Trustees went behind closed doors to discuss the motions with legal counsel Keith Muehlfeld, a retired judge from Henry County whom trustees retained last week. Upon returning, trustees denied all motions by Jensen’s attorneys.
“Chief Jensen’s due process rights include the review of the charges by a fair and impartial tribunal,” Courtwright said. “We respectfully submit this court is not a fair and impartial court.”
Courtwright said the relationship between Trustee Melanie Leneghan and Jensen has been contentious in the past and said Leneghan should recuse herself from hearing the misconduct charges against Jensen.
“Trustee Leneghan’s conduct in the past demonstrates she cannot be fair and impartial,” Courtwright said. But “she must recuse herself.”
Leneghan did not recuse herself.
Courtwright said that Duckett did not provide specific information on the charges in his report that trustees later filed against Jensen.
Duckett’s report contained issues of missing drugs, lack of leadership and, according to Duckett, the “constant underlying theme here of the lack of urgency.” Duckett has alleged that Jensen is not a competent manager.
“I believe Tim Jensen is unfit to serve in the office of fire chief,” Duckett said.

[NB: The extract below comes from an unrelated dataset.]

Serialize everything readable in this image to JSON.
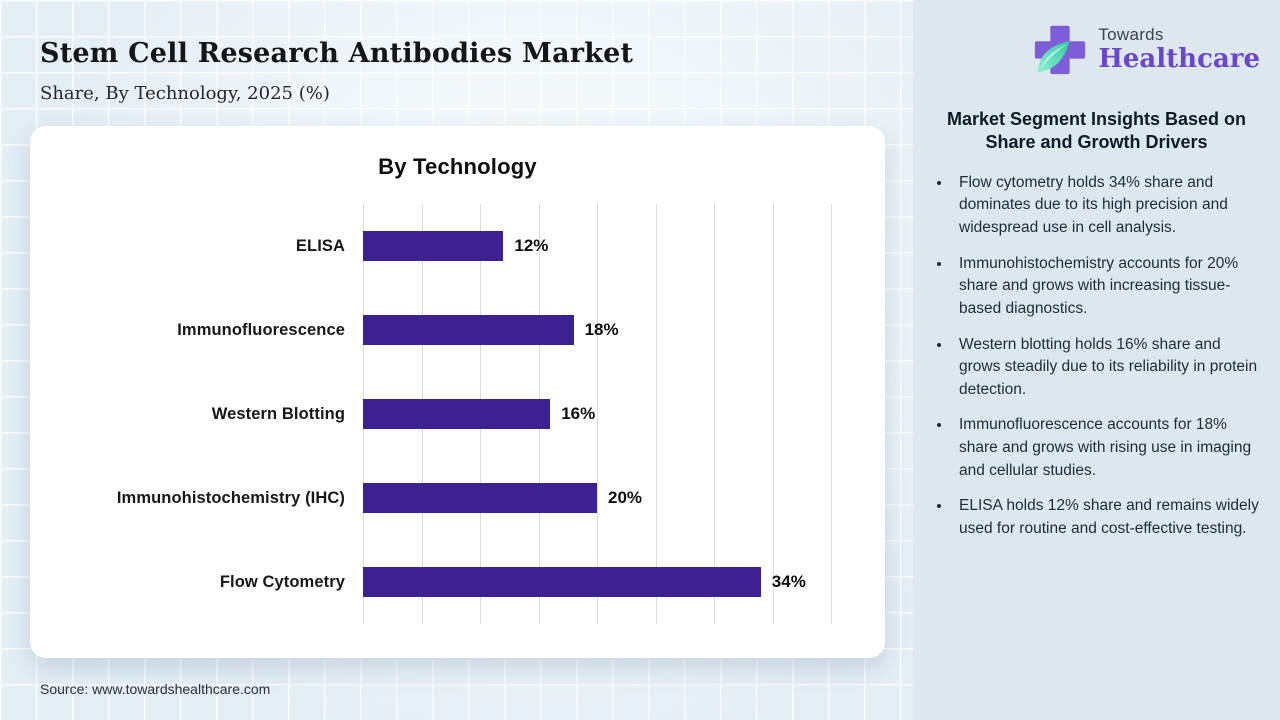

During a heated cross-examination, Bittner asked Duckett if he had drawn any conclusions before his report was written and whether he was influenced by trustees, who paid him $26,000 for the investigation and report.
“This report was never about the good character of Tim Jensen,” Bittner said. “Do you still believe that?”
“I had no bias against Tim Jensen,” Duckett said.
“Did you tell Trustee Tom Mitchell that fire chiefs should be at-will employees?” Bittner asked.
Duckett said he couldn’t recall the exact words he used but admitted, “I think it is an anomaly under Ohio law,” Duckett said. “I don’t have a strong personal conviction on this point. I find it an anomaly of the law and that is it.”